Instant solennel vendredi 13 décembre 2019, à la base aérienne 101 de Niamey. Sous le regard éploré des familles des victimes, Mahamadou Issoufou, le président nigérien, s’incline devant chacun des 71 sacs mortuaires contenant les dépouilles des soldats tués lors de l’attaque de leur camp, à Inates, trois jours plus tôt. Revendiquée par la branche locale de l’organisation de l’État islamique (OEI), cette attaque qui a, semble-t-il, mobilisé plusieurs centaines de combattants lourdement armés, parmi lesquels au moins 57 auraient été tués, a suscité une immense émotion dans le pays et au-delà. Jamais l’armée nigérienne n’avait subi d’aussi lourdes pertes depuis que le pays est confronté à la menace des groupes djihadistes armés.

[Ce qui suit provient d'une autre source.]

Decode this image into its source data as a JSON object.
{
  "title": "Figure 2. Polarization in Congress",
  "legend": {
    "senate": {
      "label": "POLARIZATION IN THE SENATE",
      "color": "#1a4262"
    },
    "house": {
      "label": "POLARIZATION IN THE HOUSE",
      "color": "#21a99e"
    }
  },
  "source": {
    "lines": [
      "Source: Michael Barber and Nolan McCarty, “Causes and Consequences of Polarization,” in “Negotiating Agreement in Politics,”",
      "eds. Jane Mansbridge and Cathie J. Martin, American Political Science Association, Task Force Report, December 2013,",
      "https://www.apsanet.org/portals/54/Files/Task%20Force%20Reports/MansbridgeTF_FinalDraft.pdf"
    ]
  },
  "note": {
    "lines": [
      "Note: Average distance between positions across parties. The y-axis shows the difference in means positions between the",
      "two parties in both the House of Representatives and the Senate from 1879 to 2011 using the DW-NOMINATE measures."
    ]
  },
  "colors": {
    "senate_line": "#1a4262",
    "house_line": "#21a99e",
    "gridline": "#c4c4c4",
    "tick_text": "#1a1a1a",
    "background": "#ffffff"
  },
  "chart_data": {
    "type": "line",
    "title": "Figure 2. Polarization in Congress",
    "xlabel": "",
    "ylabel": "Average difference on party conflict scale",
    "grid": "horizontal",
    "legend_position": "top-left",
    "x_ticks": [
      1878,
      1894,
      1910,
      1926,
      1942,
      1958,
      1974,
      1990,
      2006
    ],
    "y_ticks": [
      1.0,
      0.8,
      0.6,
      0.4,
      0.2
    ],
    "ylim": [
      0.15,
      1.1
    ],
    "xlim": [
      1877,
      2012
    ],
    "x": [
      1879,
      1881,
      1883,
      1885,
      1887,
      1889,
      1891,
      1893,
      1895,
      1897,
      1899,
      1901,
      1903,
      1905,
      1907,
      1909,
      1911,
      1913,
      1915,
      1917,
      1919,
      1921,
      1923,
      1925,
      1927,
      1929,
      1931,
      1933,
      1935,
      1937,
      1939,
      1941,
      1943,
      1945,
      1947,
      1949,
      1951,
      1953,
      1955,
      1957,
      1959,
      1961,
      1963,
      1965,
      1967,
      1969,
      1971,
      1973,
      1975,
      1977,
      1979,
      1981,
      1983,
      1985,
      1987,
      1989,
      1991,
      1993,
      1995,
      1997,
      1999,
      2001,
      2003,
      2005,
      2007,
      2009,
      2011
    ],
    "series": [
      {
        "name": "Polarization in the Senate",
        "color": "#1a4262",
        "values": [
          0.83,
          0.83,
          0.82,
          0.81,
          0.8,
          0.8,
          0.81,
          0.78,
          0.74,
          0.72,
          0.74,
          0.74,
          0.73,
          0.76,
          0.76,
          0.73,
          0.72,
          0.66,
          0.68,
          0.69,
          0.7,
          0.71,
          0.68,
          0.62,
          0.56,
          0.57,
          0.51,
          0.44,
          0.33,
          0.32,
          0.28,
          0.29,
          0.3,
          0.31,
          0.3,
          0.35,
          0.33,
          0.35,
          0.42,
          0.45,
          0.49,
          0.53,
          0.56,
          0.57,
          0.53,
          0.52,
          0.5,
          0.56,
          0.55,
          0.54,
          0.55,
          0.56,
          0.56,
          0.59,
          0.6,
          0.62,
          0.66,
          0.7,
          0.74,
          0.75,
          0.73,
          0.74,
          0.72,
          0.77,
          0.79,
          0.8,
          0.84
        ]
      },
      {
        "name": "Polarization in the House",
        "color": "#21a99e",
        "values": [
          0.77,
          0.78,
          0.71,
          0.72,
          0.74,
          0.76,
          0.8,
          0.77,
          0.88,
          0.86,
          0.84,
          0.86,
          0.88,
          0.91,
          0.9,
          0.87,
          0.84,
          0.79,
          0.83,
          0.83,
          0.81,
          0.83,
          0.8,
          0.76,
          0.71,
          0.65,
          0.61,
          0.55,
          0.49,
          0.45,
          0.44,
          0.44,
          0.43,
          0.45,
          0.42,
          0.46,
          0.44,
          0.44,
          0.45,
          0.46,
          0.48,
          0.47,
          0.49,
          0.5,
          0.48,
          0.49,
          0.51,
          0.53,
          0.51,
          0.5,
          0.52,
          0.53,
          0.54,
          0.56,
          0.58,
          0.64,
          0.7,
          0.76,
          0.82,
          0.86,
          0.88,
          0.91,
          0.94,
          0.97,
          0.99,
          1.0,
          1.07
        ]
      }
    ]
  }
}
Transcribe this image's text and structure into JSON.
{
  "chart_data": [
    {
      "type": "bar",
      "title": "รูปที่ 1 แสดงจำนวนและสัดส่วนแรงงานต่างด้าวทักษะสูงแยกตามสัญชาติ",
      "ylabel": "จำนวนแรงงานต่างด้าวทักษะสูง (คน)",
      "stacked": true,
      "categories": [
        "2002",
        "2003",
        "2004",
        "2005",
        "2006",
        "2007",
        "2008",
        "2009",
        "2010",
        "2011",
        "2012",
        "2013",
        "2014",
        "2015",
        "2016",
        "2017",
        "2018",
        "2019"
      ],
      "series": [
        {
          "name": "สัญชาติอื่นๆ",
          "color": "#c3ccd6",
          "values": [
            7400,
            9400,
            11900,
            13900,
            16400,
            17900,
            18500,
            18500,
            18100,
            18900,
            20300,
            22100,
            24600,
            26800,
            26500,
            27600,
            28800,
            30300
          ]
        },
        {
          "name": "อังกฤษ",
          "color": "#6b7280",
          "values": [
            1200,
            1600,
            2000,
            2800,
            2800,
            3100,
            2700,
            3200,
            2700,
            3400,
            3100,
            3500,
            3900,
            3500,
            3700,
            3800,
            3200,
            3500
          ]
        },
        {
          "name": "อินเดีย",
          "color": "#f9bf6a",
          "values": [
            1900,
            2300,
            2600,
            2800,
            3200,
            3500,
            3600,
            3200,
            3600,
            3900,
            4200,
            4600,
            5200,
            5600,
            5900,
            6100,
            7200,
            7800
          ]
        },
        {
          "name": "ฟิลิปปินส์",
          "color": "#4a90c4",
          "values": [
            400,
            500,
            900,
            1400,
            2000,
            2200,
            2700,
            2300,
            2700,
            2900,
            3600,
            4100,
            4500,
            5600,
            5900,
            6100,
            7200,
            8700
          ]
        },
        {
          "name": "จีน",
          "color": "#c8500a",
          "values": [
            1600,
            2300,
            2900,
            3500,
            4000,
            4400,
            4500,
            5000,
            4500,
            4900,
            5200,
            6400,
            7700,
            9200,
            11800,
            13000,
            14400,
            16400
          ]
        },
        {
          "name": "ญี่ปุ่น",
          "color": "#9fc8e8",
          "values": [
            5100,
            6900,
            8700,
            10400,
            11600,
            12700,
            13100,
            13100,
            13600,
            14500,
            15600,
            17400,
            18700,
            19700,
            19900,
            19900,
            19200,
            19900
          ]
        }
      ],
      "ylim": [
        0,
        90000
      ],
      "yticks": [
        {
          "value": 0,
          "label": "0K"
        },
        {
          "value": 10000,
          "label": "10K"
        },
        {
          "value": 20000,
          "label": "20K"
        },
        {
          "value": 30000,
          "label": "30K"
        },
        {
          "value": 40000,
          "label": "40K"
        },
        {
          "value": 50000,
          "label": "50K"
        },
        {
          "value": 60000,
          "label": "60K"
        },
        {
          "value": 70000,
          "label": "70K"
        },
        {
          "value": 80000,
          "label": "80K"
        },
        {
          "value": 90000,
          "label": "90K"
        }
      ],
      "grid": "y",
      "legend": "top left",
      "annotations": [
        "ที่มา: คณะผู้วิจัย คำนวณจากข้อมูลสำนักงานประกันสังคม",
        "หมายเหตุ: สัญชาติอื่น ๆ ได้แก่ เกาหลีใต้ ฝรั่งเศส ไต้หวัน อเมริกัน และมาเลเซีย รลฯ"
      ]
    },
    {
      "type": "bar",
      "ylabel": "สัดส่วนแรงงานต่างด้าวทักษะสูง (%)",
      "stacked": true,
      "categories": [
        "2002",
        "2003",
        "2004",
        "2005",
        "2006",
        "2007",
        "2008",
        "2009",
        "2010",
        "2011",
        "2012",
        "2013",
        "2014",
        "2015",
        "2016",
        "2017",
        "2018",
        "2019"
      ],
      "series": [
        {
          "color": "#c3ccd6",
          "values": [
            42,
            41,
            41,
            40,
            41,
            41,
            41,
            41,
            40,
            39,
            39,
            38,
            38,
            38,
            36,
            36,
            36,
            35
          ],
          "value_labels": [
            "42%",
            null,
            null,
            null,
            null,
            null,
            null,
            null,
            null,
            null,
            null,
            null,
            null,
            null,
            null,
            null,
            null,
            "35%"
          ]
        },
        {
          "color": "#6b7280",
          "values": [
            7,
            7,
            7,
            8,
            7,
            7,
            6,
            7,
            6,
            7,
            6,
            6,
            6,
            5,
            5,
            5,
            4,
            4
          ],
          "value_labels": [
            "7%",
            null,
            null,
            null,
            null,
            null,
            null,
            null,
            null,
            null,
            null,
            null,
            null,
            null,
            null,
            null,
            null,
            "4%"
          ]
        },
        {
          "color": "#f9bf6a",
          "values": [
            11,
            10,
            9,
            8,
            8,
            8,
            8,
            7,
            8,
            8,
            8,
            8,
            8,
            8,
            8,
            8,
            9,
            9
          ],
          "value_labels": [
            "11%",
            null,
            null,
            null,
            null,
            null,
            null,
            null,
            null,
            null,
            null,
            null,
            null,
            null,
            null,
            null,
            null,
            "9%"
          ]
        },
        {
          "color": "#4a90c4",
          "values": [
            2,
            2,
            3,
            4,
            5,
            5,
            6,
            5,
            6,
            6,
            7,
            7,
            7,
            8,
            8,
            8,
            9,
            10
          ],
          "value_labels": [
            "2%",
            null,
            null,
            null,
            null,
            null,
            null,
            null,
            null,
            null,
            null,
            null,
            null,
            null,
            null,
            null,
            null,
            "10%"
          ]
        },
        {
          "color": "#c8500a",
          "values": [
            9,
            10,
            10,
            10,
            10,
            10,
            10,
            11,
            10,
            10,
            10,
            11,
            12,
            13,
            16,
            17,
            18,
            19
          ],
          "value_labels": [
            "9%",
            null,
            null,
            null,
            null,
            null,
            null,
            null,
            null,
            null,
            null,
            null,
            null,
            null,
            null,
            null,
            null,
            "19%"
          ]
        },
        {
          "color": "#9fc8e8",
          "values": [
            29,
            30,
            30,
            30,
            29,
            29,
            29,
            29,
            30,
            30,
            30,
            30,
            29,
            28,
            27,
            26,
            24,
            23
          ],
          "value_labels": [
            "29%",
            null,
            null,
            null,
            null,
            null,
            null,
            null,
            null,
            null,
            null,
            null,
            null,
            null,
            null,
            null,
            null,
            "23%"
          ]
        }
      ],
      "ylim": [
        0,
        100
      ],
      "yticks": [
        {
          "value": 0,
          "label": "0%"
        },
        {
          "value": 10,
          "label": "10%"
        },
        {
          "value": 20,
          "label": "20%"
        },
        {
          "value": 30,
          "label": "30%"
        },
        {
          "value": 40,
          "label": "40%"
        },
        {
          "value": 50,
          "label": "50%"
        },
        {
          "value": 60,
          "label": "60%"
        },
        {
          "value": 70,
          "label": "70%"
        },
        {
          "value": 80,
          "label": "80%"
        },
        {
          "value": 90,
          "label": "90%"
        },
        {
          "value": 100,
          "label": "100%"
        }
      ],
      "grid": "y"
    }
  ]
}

Fidèle au discours qu’il tient depuis des années, le président nigérien, s’adressant aux défunts lors de la cérémonie d’hommage, s’est exprimé en chef de guerre : « Vous avez consenti le sacrifice de vos vies pour protéger le Niger de la barbarie de ceux qui, tels des vampires, n’aspirent qu’à s’abreuver de sang, de ceux qui détruisent non seulement des vies, mais notre religion. »
Des enfants du pays
Ces « vampires » qui se battent dans les rangs de l’État islamique dans le grand Sahara (EIGS) et qui ont infligé de très nombreuses pertes ces derniers mois aux armées du Niger, du Mali et du Burkina Faso sont, pour un grand nombre d’entre eux, des enfants du pays : des Peuls de la région du Nord-Tillaberi pour la plupart, avec lesquels il était possible, encore récemment, de discuter. Leur engagement dans la voie armée, qu’ils ont bien souvent subi, est le fruit de choix politiques anciens et de stratégies militaires récentes qui les ont petit à petit marginalisés et poussés dans les bras de ceux qui prônent le djihad armé dans la région. « Avant d’être des bourreaux, ils ont été des victimes », affirme un proche du président Issoufou, lui-même issu de cette communauté.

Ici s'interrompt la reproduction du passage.